İstanbul’un Ak Parti için önemi  birkaç açıdan var. En önemlisi Başbakan Erdoğan bu şehirde siyasete atıldı ve İBB başkanlığı kendisini Başbakanlığa taşıdı. Diğer bir önemi de İstanbul seçimlerinin tüm Türkiye’yi  etkiliyor olması.

Başbakan Erdoğan için İstanbul’un  ifade ettiği anlamı izah etmeye bile gerek yok. Ak Parti İstanbul’u kaybederse Türkiye’yi de kaybetmiş sayılır. Erdoğan İstanbul seçimlerini tehlikede görürse kendisi bizzat Başbakanlığın Dolma Bahçedeki ofisini bir nevi seçim karargahı yaprak bizzat kendisi İstanbul’daki seçimi yönetecektir.Ak Parti kaybetmemek için CHP ‘de kazanmak için canla başla çalışacaktır.

CHP İçin İstanbul yeni bir kan demek olacak 

Şişli Belediye başkanı Mustafa Sarıgül’ün bir tarafta Çamlıhemşin dahil Türkiye’nin değişik yerlerine ziyaretler yaparak Ankara’ya göz kırparken diğer yandan da İstanbul Büyükşehir Belediye başkanlığını istemesi CHP Genel başkanı  Kemal Kılıçdaroğlu’nu rahatsız etse de mecburiyetten Sarıgül’ü İBB adayı gösterecek gibi.  Sarıgül’ün bugünkü durumu Recep Tayyip Erdoğan’ın 1994’deki durumu gibidir. 

Hatırlanacak olursa Erdoğan Refah partisi teşkilatlarını ve halk nezdinde güzel bir izlenim bıraktıktan sonra İzmit’te Merhum Erbakan’a beni aday gösterecek misiniz yoksa ben adaylığımı açıklayayım mı dediği halen konuşuluyor.

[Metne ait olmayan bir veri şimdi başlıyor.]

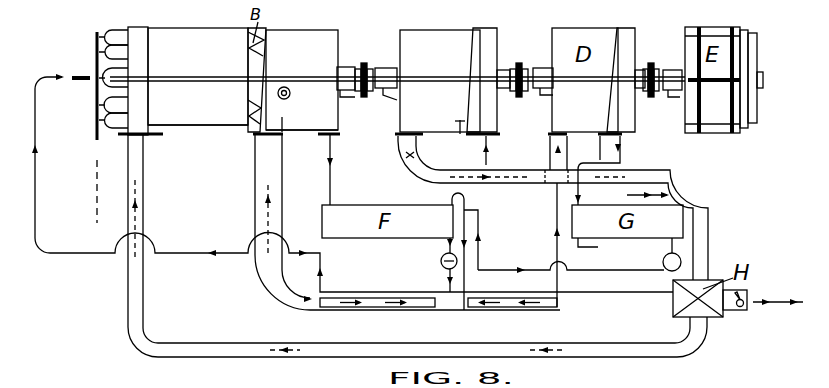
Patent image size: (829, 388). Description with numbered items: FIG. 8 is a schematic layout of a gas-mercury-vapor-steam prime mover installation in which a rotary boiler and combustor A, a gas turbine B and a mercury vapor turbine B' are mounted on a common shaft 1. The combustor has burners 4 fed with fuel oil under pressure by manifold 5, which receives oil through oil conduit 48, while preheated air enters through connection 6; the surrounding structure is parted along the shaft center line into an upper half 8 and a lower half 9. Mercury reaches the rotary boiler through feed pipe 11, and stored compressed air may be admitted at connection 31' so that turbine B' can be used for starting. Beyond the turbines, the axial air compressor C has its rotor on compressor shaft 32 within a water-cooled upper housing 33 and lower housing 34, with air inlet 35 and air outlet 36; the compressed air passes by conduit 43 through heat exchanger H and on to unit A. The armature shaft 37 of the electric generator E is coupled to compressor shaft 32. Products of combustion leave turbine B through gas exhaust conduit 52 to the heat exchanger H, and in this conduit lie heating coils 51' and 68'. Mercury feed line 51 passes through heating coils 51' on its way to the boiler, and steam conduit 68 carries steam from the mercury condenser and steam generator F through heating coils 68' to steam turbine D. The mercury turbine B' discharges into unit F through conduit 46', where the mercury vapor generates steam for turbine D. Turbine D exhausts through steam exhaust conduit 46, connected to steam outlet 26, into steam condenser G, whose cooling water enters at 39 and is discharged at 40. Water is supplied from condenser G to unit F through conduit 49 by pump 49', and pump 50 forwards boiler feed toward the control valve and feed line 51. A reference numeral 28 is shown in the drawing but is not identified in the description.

Erbakan bir taraftan Erdoğan’ın parti içindeki önlenemez yükselişine karşı endişe taşırken diğer yanda da en iyi adayın o zamanki il başkanı olan R.Tayyip Erdoğan olduğunu bilmekle birlikte bir sürü endişesi de vardı ama kalbi tam mutmain olmazsa da teşkilat baskısı ve İstanbul gibi önemli bir şehri kazanmak uğruna onay verdi. Zaten onay vermeseydi de Erdoğan ve ekibi başka çözüm yolları deneyecekti.

İnanmış bir kadronun başında olan R.Tayyip  Erdoğan o zaman ANAP,CHP,DYP  adayı yanında esamesi bile okunmaz iken Allah’ın yardımı ile İBB başkanı oldu. 

Mustafa Sarıgül’ü
n durumu biraz Erdoğan’ın 1994’deki durumuna benziyor.Kılıçdaroğlu’nun ki de o zaman ki Erbakan’a, Sarıgül’a karşı endişeleri olsa da CHP genel başkanı parti içindeki eleştirilerden kurtulmak adına da olsa yeter ki İstanbul’u kazanalım varsın Sargül olsun diyecektir.

Bu formül olursa Kılıçdaroğlu hem 5 yıl rahat edecek hem de örgütüne 2015 de yapılacak olan genel seçimde de iktidar olabiliriz diyerek bir taş ile iki kuş birden vurmuş olacak. Sarıgül bir yıllık İBB başkanı iken istifa edip CHP genel başkanlığına sulansa bunu anlatamaz. Bu nedenle Kılıçdaroğlu Başbakan olmak için İstanbul gibi bir dünya metropolünü alırsa çok rahat bir şekilde de hükümeti de alırız diyecektir. Ki İstanbul’u alan parti genel de hükümeti de alıyor. 

Sonuç olarak 

Özet olarak İstanbul seçimi bir çok dengeyi değiştirecek gibi görünüyor. CHP rahat bir nefes almak için İstanbul’a asılacak,Ak Parti’de durmak yok yola devam diyebilmek için bu şehir için kıran kıran’a bir mücadelenin içinde olacak.


Bize de halk kimi tercih ederse o olsun demek düşüyor.